BAGHEAD
2008
RÉALISATION: Jay Duplass et Mark Duplass
SCÉNARIO: Jay Duplass et Mark Duplass
AVEC: Ross Partridge, Steve Zissis, Greta Gerwig, Elise Muller et Jett Garner
Ne faites pas la même erreur que moi! Baghead n’est pas le remake Américain de Bagman, ce bijou Québécois. C’est plutôt une petite comédie dramatique à peine éclaboussée d’horreur.
Quatre amis acteurs décident de passer le week-end dans un chalet, afin d’écrire un long métrage qui leur permettra de faire décoller leur carrière en flèche. Cependant, la fin de semaine sera dérangée par la présence d’un inconnu portant un sac d’épicerie en papier sur la tête.
Un de mes buts, avec Horreur-Web.com, est de créer un nouveau vocabulaire qui sera utilisé par tout le monde. Imaginé Steven Spielberg qui refait son montage à la dernière minute en se disant : « Ouf! J’ai évité un Maximum Overdrive! ». Ou alors Eli Roth qui, après avoir fini son dernier film, crie avec joie : « J’ai réussi un Paulhus!!! »... c’est à dire un chef d’œuvre incontestable! Et bien Baghead me force à créer un nouveau terme : le zoom de cosméticienne!
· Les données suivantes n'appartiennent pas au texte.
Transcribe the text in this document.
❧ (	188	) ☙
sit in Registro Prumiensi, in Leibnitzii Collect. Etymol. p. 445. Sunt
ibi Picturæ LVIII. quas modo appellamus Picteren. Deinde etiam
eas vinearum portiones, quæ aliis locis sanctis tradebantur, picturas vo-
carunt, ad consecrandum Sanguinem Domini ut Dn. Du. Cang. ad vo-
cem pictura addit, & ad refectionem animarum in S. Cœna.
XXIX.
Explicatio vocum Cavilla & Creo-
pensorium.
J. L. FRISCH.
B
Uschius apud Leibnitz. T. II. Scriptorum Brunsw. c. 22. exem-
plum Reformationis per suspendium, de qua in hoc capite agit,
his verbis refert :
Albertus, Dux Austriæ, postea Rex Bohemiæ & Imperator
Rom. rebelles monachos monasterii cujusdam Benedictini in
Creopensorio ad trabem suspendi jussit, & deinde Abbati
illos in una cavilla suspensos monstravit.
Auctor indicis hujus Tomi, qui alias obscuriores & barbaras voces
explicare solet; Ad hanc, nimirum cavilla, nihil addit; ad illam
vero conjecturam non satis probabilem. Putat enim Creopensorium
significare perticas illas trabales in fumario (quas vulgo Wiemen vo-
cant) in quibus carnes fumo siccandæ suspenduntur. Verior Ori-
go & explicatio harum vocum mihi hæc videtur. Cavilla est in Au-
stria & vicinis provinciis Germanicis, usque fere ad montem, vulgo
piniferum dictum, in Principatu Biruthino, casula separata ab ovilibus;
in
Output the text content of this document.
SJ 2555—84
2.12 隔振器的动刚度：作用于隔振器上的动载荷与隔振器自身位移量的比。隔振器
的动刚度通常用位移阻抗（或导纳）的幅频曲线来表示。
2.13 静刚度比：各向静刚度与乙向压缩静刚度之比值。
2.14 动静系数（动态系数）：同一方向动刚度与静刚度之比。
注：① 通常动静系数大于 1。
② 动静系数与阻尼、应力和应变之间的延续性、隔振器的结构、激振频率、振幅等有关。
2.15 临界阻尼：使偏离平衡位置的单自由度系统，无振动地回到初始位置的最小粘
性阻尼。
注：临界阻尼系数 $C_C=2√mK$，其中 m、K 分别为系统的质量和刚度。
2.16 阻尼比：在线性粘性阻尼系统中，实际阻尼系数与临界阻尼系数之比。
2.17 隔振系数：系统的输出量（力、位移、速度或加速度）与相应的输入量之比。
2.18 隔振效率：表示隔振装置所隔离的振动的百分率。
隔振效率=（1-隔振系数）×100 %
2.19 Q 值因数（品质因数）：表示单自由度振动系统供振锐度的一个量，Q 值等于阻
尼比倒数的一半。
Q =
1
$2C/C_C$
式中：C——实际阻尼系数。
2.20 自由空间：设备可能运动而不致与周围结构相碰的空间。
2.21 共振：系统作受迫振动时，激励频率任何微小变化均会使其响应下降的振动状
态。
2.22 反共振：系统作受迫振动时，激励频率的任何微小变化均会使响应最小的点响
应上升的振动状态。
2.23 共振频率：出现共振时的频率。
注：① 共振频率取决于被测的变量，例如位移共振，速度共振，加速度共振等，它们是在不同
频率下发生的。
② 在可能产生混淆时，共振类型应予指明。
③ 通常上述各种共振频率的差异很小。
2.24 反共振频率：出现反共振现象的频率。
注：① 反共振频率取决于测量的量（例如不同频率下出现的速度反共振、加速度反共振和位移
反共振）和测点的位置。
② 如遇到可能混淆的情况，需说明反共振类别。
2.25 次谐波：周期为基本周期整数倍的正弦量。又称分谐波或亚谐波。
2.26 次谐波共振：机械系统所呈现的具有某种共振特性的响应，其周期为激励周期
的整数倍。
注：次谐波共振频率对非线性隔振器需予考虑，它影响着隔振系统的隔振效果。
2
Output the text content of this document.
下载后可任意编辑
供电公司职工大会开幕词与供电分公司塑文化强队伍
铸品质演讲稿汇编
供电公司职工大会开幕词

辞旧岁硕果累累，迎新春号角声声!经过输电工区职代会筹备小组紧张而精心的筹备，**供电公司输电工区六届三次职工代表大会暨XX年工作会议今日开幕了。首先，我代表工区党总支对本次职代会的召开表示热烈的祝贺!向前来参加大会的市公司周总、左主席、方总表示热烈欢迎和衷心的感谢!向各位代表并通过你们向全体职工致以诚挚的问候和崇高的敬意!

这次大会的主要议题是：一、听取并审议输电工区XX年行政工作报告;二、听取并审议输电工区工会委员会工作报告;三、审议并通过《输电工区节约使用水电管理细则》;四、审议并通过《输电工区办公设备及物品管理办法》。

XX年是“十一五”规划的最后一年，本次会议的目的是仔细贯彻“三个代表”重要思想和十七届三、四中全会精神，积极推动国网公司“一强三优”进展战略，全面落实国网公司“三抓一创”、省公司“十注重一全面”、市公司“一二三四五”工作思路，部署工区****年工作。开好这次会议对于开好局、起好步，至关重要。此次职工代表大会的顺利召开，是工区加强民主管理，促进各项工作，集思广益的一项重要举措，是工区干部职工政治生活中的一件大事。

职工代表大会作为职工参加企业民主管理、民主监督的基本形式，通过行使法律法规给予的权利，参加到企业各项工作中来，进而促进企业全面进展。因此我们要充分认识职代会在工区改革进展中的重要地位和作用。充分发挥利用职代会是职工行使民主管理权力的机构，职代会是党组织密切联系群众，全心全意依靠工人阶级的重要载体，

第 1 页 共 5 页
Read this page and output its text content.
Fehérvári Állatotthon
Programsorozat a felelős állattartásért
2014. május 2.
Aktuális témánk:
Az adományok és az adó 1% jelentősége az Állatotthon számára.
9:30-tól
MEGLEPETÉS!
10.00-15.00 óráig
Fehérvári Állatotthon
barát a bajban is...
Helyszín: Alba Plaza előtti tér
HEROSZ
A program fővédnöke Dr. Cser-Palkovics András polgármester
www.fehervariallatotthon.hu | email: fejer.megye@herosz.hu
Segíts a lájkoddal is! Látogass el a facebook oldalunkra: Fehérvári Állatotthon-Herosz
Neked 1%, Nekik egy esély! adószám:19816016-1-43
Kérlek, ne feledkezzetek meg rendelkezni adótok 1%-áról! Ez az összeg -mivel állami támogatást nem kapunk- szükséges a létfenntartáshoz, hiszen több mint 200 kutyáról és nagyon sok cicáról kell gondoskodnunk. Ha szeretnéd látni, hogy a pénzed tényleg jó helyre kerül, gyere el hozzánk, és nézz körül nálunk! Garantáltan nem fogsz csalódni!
Voyez-vous, lorsque je travaillais en pharmacie, nos cosméticiennes avaient une caméra qu’elles utilisaient pour observer la peau des gens, savoir si elle était sec, grasse, etc… . Cette caméra était tellement puissante, que son zoom permettait de voir les pores de peau. Et bien la caméra des réalisateurs Jay et Mark Duplass est du même calibre. À quelques exceptions prêts, les événements obligeant, la caméra ne fait que zoomer sur le visage des acteurs... en permanence... sans arrêt... durant tout le film! Cela détruit non seulement l’effet d’intensité qu’ils désirent insérer de temps en temps, mais aussi de nous rendre malade avec le mouvement de caméra cahoteux dû au changement de focus sur les personnages. J’ai même eu peur durant la scène de totons, car j’étais certain que le caméraman allait zoomer sur son visage au lieu de montrer un plan large de ses attributs!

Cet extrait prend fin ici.